Au cœur du vieux Rennes, la Maison de la Chouette dresse ses pans de bois gothiques face à la cathédrale, témoin rare et saisissant de l'architecture médiévale bretonne du XVe siècle.
Nichée dans le lacis de ruelles pavées qui entourent la cathédrale Saint-Pierre de Rennes, la Maison dite de la Chouette est l'une des silhouettes les plus évocatrices du vieux centre historique de la capitale bretonne. Sa façade à colombages, jaillie d'un soubassement de pierre grise, semble figée dans l'ambre d'un Moyen Âge que les grandes heures de Rennes n'ont jamais tout à fait effacé. Ce qui distingue cet édifice de ses voisins, c'est la qualité exceptionnelle de sa charpente apparente et la présence de larges corbeaux moulurés qui scandent l'étage avec une élégance sobre, caractéristique du gothique finissant breton. Ces éléments sculptés, à la fois fonctionnels et ornementaux, révèlent la main d'artisans soucieux d'allier solidité et raffinement, à une époque où Rennes affirmait son rôle de capitale du duché de Bretagne.

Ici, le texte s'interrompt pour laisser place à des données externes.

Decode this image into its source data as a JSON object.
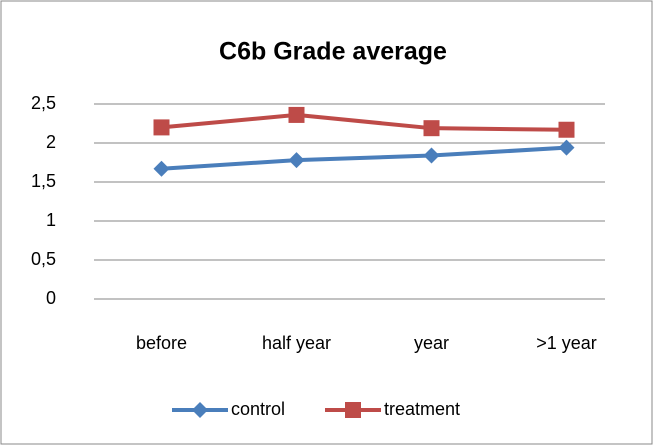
{
  "chart_data": {
    "type": "line",
    "title": "C6b Grade average",
    "categories": [
      "before",
      "half year",
      "year",
      ">1 year"
    ],
    "series": [
      {
        "name": "control",
        "color": "#4a7ebb",
        "marker": "diamond",
        "values": [
          1.67,
          1.78,
          1.84,
          1.94
        ]
      },
      {
        "name": "treatment",
        "color": "#be4b48",
        "marker": "square",
        "values": [
          2.2,
          2.36,
          2.19,
          2.17
        ]
      }
    ],
    "ylim": [
      0,
      2.5
    ],
    "yticks": [
      0,
      {
        "value": 0.5,
        "label": "0,5"
      },
      1,
      {
        "value": 1.5,
        "label": "1,5"
      },
      2,
      {
        "value": 2.5,
        "label": "2,5"
      }
    ],
    "grid": true,
    "legend": "bottom"
  }
}
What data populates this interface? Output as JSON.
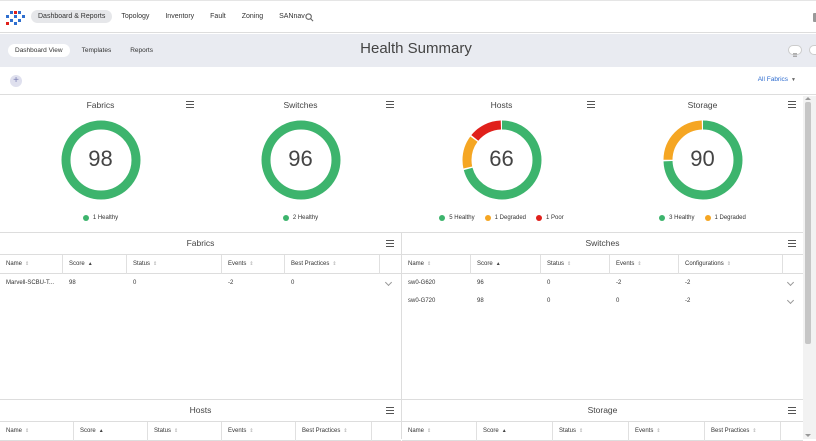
{
  "nav": {
    "items": [
      {
        "label": "Dashboard & Reports",
        "active": true
      },
      {
        "label": "Topology"
      },
      {
        "label": "Inventory"
      },
      {
        "label": "Fault"
      },
      {
        "label": "Zoning"
      },
      {
        "label": "SANnav"
      }
    ],
    "search_icon": "search-icon",
    "logo_icon": "logo-icon"
  },
  "subnav": {
    "tabs": [
      {
        "label": "Dashboard View",
        "active": true
      },
      {
        "label": "Templates"
      },
      {
        "label": "Reports"
      }
    ],
    "title": "Health Summary"
  },
  "toolbar": {
    "add_label": "+",
    "filter_label": "All Fabrics"
  },
  "colors": {
    "healthy": "#3db46d",
    "degraded": "#f5a623",
    "poor": "#e0201b"
  },
  "cards": [
    {
      "title": "Fabrics",
      "score": "98",
      "segments": [
        {
          "status": "healthy",
          "fraction": 1.0
        }
      ],
      "legend": [
        {
          "status": "healthy",
          "label": "1 Healthy"
        }
      ]
    },
    {
      "title": "Switches",
      "score": "96",
      "segments": [
        {
          "status": "healthy",
          "fraction": 1.0
        }
      ],
      "legend": [
        {
          "status": "healthy",
          "label": "2 Healthy"
        }
      ]
    },
    {
      "title": "Hosts",
      "score": "66",
      "segments": [
        {
          "status": "healthy",
          "fraction": 0.7143
        },
        {
          "status": "degraded",
          "fraction": 0.1429
        },
        {
          "status": "poor",
          "fraction": 0.1428
        }
      ],
      "legend": [
        {
          "status": "healthy",
          "label": "5 Healthy"
        },
        {
          "status": "degraded",
          "label": "1 Degraded"
        },
        {
          "status": "poor",
          "label": "1 Poor"
        }
      ]
    },
    {
      "title": "Storage",
      "score": "90",
      "segments": [
        {
          "status": "healthy",
          "fraction": 0.75
        },
        {
          "status": "degraded",
          "fraction": 0.25
        }
      ],
      "legend": [
        {
          "status": "healthy",
          "label": "3 Healthy"
        },
        {
          "status": "degraded",
          "label": "1 Degraded"
        }
      ]
    }
  ],
  "tables": {
    "fabrics": {
      "title": "Fabrics",
      "columns": [
        "Name",
        "Score",
        "Status",
        "Events",
        "Best Practices"
      ],
      "rows": [
        [
          "Marvell-SCBU-T...",
          "98",
          "0",
          "-2",
          "0"
        ]
      ]
    },
    "switches": {
      "title": "Switches",
      "columns": [
        "Name",
        "Score",
        "Status",
        "Events",
        "Configurations"
      ],
      "rows": [
        [
          "sw0-G620",
          "96",
          "0",
          "-2",
          "-2"
        ],
        [
          "sw0-G720",
          "98",
          "0",
          "0",
          "-2"
        ]
      ]
    },
    "hosts": {
      "title": "Hosts",
      "columns": [
        "Name",
        "Score",
        "Status",
        "Events",
        "Best Practices"
      ],
      "rows": []
    },
    "storage": {
      "title": "Storage",
      "columns": [
        "Name",
        "Score",
        "Status",
        "Events",
        "Best Practices"
      ],
      "rows": []
    }
  }
}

Visiter la Maison de la Chouette, c'est s'immerger dans un environnement urbain médiéval d'une cohérence remarquable. L'édifice s'inscrit dans un ensemble architectural hétérogène mais harmonieux, mêlant maisons à pans de bois et hôtels Renaissance, qui ceinture la cathédrale comme une garde d'honneur de pierre et de chêne. La promenade autour de ce périmètre protégé offre une succession de perspectives inattendues, où chaque angle révèle un détail sculpté ou une saillie ouvragée. Le cadre immédiat est celui d'un Rennes encore très médiéval dans sa trame, malgré les reconstructions imposées par le grand incendie de 1720. Le quartier cathédrale a en effet été épargné en partie par les flammes, ce qui explique la survie de ces maisons à ossature de bois, désormais classées ou inscrites pour leur témoignage irremplaçable. Photographes et amateurs d'architecture gothique civile y trouveront un terrain d'exploration inépuisable.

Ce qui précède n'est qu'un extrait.